Сентиментальный роман (Панова) - страница 77

— Слушайте, Шура! Мне ее горя не надо, чтоб она на моей могиле неутешенная плакала! Не надо, не надо! Наклонитесь! Слушайте! Я ее утешенную оставить хочу! Не думайте, что я вообще боюсь ее одну оставить. Не, не боюсь! У ней характер самостоятельный! Она моя умница! Ее ни в какое болото не потянет, и никакой прохвост ее разума не лишит!

— Верно! — энергично кивнул Севастьянов.

— Но хочу, покамест я тут… Слушайте, Шура! Если — возможная вещь так нам с Анной Алексеевной кажется — по душе ей один человек…

— Василий Иваныч!

— Вы ее знаете, вы обязаны понимать, что ей по душе прийтись — это надо в сорочке родиться.

— Василий Иваныч!

— Да.

— Вы… напрасно боитесь, что Зойка будет одинокой. Вы не бойтесь.

— Да?

— Я уверен. Всегда возле нее будут люди. И всегда ее будут уважать.

— Это-то — я тоже уверен. Слушайте Шура. Уважения сердцу мало. Молодому — тем более. Молодые вы, конечно, совсем молодые. Но теперешняя молодежь рано женится, прежние наши порядки им не указ. Поженились бы сейчас, я б на операцию лег спокойный…

Зеленые ветки, все в солнце, играли листиками за прозрачным стеклом. «Вечно эти старики, — думал Севастьянов, — вечно они, ей-богу… Им с Анной Алексеевной кажется!
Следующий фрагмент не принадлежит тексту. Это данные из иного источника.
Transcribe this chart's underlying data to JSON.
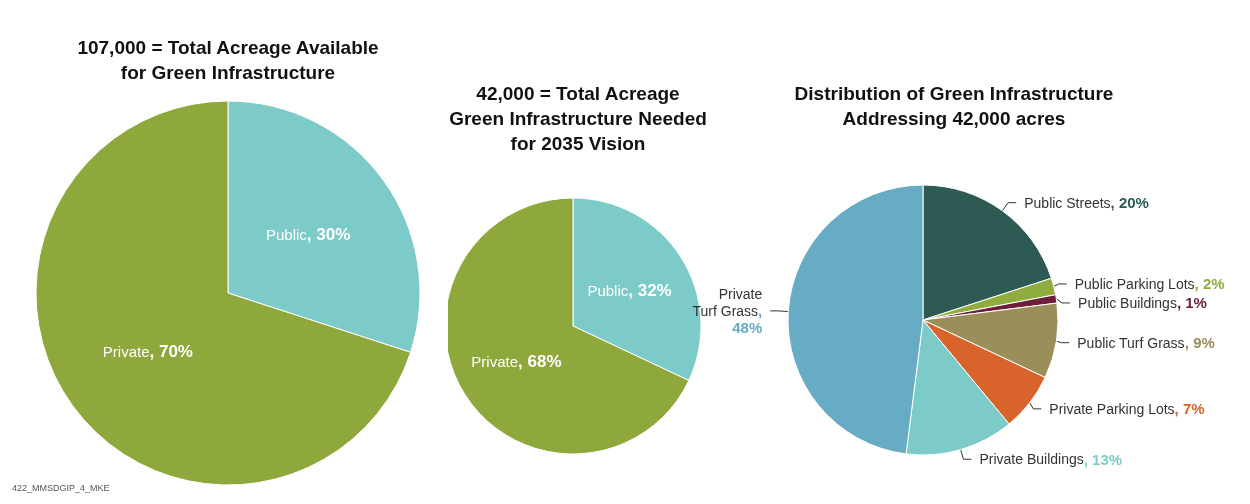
{
  "chart_data": [
    {
      "type": "pie",
      "title": "107,000 = Total Acreage Available\nfor Green Infrastructure",
      "categories": [
        "Public",
        "Private"
      ],
      "values": [
        30,
        70
      ],
      "value_labels": [
        ", 30%",
        ", 70%"
      ],
      "colors": [
        "#7ccbc8",
        "#8fa83c"
      ],
      "legend": false,
      "annotations": [
        "422_MMSDGIP_4_MKE"
      ]
    },
    {
      "type": "pie",
      "title": "42,000 = Total Acreage\nGreen Infrastructure Needed\nfor 2035 Vision",
      "categories": [
        "Public",
        "Private"
      ],
      "values": [
        32,
        68
      ],
      "value_labels": [
        ", 32%",
        ", 68%"
      ],
      "colors": [
        "#7ccbc8",
        "#8fa83c"
      ],
      "legend": false
    },
    {
      "type": "pie",
      "title": "Distribution of Green Infrastructure\nAddressing 42,000 acres",
      "categories": [
        "Public Streets",
        "Public Parking Lots",
        "Public Buildings",
        "Public Turf Grass",
        "Private Parking Lots",
        "Private Buildings",
        "Private Turf Grass"
      ],
      "values": [
        20,
        2,
        1,
        9,
        7,
        13,
        48
      ],
      "value_labels": [
        ", 20%",
        ", 2%",
        ", 1%",
        ", 9%",
        ", 7%",
        ", 13%",
        ", 48%"
      ],
      "colors": [
        "#2d5a52",
        "#8fac3e",
        "#6b1f3a",
        "#9a8e5a",
        "#d8642c",
        "#7ccbc8",
        "#67abc4"
      ],
      "legend": false
    }
  ]
}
Бедная Зойка, если б она услышала, вот бы возмутилась, что ее сватают. На Первой линии разве понимают дружбу. Для них все молодые — женихи и невесты».

Он решил не отвечать. «Как я объясню?.. Вам, Василий Иваныч, показалось, она меня не любит, я ее?.. Язык не повернется, не могу я рассуждать с ним об этих вещах. Все без слов понятно».

Склонив голову, он слушал, что шепчет старик. Тот шептал, шептал шепот стал слабеть. Анна Алексеевна все стояла в ногах кровати, губы ее были сложены горько и неприязненно.

— …Понимаю, — шептал Василий Иваныч, — что жить вы будете не так, как мы. Что мы нажили своим старанием — вы раскидаете и не пожалеете. Но я понимаю, что по-нашему вам не жить. Я тоже развитый стал. Не только я ее воспитывал: и она меня воспитывала. Я все понимаю. Живите по-своему…

— …Дурака озолоти, — шептал он, — дураку ни к чему. Дураку хоть царский престол предложь…

— …Я не могу эту картину видеть, как она на могиле плачет и некому ей слезы утереть — неожиданно громко в лицо Севастьянову, так что тот откинулся, крикнул он. Его стало корчить и швырять на постели в судорогах тошноты. Анна Алексеевна к нему бросилась. Он замахал на Севастьянова рукой — уйди! Севастьянов встал и вышел в коридор. Закурил…

Ему было жалко, жутко. Он закрывал глаза перед видением смерти. Но в то же время чувствовал протест против посягательства на свое тайное, не подлежащее огласке, — свое, Зойкино, чье бы то ни было. Против старости, которая умирающими руками трогает их, молодых. Давайте так: это наши дела, и мы уж сами в них разберемся.